Robert Klemme
4/8/2008 12:57:00 PM
2008/4/8, Michael Linfield <globyy3000@hotmail.com>:
> Robert Klemme wrote:
> > 2008/4/8, Michael Linfield <globyy3000@hotmail.com>:
>
> >> output2 = output[356131..712260]
> >> end
>
> >> Any ideas that would speed this up are much appreciated!! Otherwise I'll
> >> be back in 3 months IF I dont get an error :D
> >
> > Obviously there is a lot of code missing from the piece above. Can
> > you explain, what you are trying to achieve? What is your input file
> > format and what kind of transformation do you want to do on it? I
> > looked through your other postings but it did not become clear to me.
> >
> > Cheers
> >
> > robert
>
>
> Alright heres the breakdown of everything.
>
>
> dataArray = []
>
> # arrayOut consist of all integer data stored in a text file.

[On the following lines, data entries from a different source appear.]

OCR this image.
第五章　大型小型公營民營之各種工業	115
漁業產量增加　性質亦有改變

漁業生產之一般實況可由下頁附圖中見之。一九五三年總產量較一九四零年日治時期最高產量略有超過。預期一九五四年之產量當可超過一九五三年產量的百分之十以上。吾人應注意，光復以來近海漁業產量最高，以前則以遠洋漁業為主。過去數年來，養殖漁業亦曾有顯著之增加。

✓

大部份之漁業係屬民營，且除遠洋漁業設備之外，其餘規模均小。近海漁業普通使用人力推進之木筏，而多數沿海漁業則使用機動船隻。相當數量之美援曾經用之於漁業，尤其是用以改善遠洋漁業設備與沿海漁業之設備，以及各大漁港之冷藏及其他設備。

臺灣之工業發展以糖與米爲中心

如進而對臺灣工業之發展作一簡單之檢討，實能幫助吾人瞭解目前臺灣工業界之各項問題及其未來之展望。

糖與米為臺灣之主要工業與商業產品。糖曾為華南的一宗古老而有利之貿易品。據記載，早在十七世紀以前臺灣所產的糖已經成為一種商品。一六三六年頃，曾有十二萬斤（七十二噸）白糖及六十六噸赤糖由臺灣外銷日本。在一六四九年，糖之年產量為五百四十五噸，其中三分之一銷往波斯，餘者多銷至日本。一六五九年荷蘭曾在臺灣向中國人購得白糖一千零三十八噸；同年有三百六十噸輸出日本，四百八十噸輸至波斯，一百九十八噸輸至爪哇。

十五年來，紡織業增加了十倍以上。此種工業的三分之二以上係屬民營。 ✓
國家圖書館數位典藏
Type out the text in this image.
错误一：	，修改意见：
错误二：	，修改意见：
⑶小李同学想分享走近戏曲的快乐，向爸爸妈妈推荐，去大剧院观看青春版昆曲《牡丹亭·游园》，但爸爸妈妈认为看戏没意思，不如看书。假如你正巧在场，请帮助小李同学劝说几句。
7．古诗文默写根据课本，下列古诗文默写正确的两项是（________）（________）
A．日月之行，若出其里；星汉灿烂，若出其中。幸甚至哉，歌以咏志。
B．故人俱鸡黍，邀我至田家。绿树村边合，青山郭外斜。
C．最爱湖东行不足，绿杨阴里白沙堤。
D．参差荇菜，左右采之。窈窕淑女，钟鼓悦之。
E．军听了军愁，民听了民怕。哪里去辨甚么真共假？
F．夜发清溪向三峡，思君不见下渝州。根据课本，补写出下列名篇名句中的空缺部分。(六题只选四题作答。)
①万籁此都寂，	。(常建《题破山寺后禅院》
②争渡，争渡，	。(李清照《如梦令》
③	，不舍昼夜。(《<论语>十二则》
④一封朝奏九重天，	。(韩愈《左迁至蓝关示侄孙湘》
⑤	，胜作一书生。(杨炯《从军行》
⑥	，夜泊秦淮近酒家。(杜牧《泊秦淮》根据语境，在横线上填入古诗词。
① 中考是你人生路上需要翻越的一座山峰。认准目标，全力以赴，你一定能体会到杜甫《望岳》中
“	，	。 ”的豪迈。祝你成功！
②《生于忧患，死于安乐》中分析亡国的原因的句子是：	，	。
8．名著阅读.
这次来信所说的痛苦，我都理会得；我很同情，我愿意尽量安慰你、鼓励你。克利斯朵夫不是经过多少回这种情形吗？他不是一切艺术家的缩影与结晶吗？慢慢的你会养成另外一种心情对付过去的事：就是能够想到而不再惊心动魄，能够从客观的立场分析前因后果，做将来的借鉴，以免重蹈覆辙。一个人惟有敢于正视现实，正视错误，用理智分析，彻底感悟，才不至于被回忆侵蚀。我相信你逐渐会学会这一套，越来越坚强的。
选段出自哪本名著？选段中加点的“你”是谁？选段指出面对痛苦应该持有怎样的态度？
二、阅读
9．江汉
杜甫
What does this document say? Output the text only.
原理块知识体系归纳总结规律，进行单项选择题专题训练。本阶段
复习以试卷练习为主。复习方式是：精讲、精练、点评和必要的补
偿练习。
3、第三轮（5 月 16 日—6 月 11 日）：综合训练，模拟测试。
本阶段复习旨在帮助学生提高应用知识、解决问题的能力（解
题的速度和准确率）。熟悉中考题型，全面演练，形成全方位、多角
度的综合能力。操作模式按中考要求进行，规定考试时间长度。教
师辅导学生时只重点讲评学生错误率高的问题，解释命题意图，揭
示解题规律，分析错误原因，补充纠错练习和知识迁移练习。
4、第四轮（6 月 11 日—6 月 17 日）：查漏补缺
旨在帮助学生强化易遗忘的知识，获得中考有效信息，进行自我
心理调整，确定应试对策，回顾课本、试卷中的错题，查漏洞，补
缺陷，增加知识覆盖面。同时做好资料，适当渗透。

> # its called upon via IO.foreach("data.txt"){|x| dataArray << x}
> # dataArray being just a predefined array ie: dataArray = []
>
>
> output = arrayOut.to_s.chop!.split(",")
>
>
> #Each of these outputs breaks down this huge array into 4 smaller arrays
>
> output1 = output[0..356130]
> output2 = output[356131..712260]
> output3 = output[712261..1068390]
> output4 = output[1068391..1424521]
>
>
> #hashRange[out] is basically calling a hash in the following context.
> # hash = { 1=> { 20000..30000 => 12345 } }
> #so 'out' is calling the range of the key to which contains its defined
> value
> #basically its saying hashRange[25000] #=> 12345 as an example
>
> #everything imported to dataArray is a string, so it must be converted
> to an
> #integer to correctly match the range key
>
> #after benchmarking some elements of the loop below its found to be
> #the push = hashRange[out] is whats slowing everything down.
> #everything a nil 'out' is shoved into the query it takes about 8sec.
> #when its a correct number, takes about 5sec
>
> #the hashRange file is about 78mb, to which I had to load in as
> #8 separate data files, then shove those into an eval to convert it
> #to a hash
>
>
> count = 0
> output1.each do |out|
> out = out.to_i
> push = hashRange[out]
> dataArray << push
> count+=1
> puts "#{push} - #{count}" #Testing purposes
> end
>
>
> #I guess what I need now is a faster way to access this pre-defined
> hash.
> #SQL is one possibility but that could be considered a whole other
> #forum post :)
>
> Any other questions feel free to ask,
> Your guy's insight is much appreciated.
Let's see whether I understood correctly: you have a file with
multiple integer numbers per line. You have defined a range mapping,
i.e. each interval an int can be in has a label. You want to read in
all ints and output their labels.
If this is correct, this is what I'd do:
$ ruby -e '20.times {|i| puts i}' >| x
14:54:37 /c/Temp
$ ./rl.rb x
low
low
medium
medium
medium
high
high
high
high
high
no label
no label
no label
no label
no label
no label
no label
no label
no label
no label
14:54:41 /c/Temp
$ cat rl.rb
#!/bin/env ruby
class RangeLabels
def initialize(labels)
@labels = labels.sort_by {|key,lab| key}
end
def lookup(val)
# slow, this can be improved by binary search!
@labels.each do |key, lab|
return lab if val < key
end
"no label"
end
end
rl = RangeLabels.new [
[2, "low"],
[5, "medium"],
[10, "high"],
]
ARGF.each do |line|
first = true
line.scan /\d+/ do |val|
if first
first = false
else
print ", "
end
print rl.lookup(val.to_i)
end
print "\n"
end
14:54:52 /c/Temp
$
Kind regards
robert
--
use.inject do |as, often| as.you_can - without end